Borrowing costs have been inching up for weeks, threatening to dampen the spring homebuying season.
Mortgage rates continued to climb this week, with the 30-year loan averaging 6.73%, Freddie Mac reports. Rates began climbing more than a month ago and are now prompting concerns that they could again head back above 7%. Still, economists are largely forecasting rates to trend downward in 2023, even if there are some blips ahead.
For now, “rates may rise further in subsequent weeks, depending on how strong other economic data is,” says Nadia Evangelou, senior economist and director of real estate research at the National Association of REALTORS®. “Jobs and inflation reports, coming soon, are two of the main drivers of today’s mortgage market.”

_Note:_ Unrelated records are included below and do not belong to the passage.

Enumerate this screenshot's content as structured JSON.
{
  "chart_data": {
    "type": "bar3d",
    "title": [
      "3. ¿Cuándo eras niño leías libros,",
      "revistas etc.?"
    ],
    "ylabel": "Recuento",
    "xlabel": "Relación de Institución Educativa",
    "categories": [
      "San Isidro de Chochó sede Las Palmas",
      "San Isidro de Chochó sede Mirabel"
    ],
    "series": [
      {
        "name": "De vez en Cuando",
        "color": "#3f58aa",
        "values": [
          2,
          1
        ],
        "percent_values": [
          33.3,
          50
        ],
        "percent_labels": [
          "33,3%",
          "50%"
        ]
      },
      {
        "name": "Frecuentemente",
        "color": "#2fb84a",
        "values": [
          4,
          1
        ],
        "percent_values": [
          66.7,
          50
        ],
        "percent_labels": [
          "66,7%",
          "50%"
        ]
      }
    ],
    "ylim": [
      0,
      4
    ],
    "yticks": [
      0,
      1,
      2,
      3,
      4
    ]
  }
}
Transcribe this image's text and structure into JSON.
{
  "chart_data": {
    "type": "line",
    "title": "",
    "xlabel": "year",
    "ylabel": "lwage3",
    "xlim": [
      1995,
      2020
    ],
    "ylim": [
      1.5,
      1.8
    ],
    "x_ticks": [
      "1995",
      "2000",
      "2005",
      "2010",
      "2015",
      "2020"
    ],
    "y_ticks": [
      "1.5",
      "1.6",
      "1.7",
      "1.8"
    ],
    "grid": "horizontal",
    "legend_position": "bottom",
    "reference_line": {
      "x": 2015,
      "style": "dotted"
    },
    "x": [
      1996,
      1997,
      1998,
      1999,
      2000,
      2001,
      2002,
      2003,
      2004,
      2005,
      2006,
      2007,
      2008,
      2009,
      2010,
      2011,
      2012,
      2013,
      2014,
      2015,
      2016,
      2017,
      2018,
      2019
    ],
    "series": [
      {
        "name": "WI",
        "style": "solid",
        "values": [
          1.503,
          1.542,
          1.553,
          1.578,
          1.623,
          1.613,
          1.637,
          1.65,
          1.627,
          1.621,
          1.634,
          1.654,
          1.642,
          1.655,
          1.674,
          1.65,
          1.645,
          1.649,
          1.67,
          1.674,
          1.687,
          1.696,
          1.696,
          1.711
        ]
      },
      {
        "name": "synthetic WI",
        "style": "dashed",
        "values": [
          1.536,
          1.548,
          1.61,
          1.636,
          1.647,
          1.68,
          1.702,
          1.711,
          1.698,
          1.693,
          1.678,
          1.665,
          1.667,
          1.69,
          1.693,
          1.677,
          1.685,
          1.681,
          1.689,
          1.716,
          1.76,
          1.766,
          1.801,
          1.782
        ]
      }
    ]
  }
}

Also, the Federal Reserve is due to meet later this month to decide whether to continue raising its short-term rate. Mortgage rates are continuing “their upward trajectory as the Federal Reserve signals a more aggressive stance on monetary policy,” says Sam Khater, Freddie Mac’s chief economist. “Overall, consumers are spending in sectors that are not interest rate-sensitive, such as travel and dining out. However, rate-sensitive sectors, such as housing, continue to be adversely affected. As a result, would-be home buyers continue to face the compounding challenges of affordability and low inventory.”
The Fed’s benchmark rate may influence mortgage rates, but it does not have a direct impact on them.
Some buyers may be nervous about mixed economic news, which could dampen the market just as the spring homebuying kicks off. “There is certainly not a one-size-fits-all answer” to when it’s the best time to buy a home, Evangelou says. “Rates are significantly higher than the previous year, but they are still considered historically low.” Plus, if inflation eases faster than expected, mortgage rates could decrease to the low 6% range in the upcoming weeks, she adds.
Meanwhile, buyer competition has cooled in recent months. “Sellers continue to be willing to negotiate, as there is still less competition in the market than a year ago,” Evangelou says. “Inventory remains tight, but there are typically about 60% more new listings during March and August than the rest of the year.”
Freddie Mac reports the following national averages in mortgage rates for the week ending March 9:
- 30-year fixed-rate mortgages: averaged 6.73%, rising from last week’s 6.65% average. A year ago, 30-year rates averaged 3.85%.
- 15-year fixed-rate mortgages: averaged 5.95%, also rising compared to last week’s 5.89% average. A year ago, 15-year rates averaged 3.09%.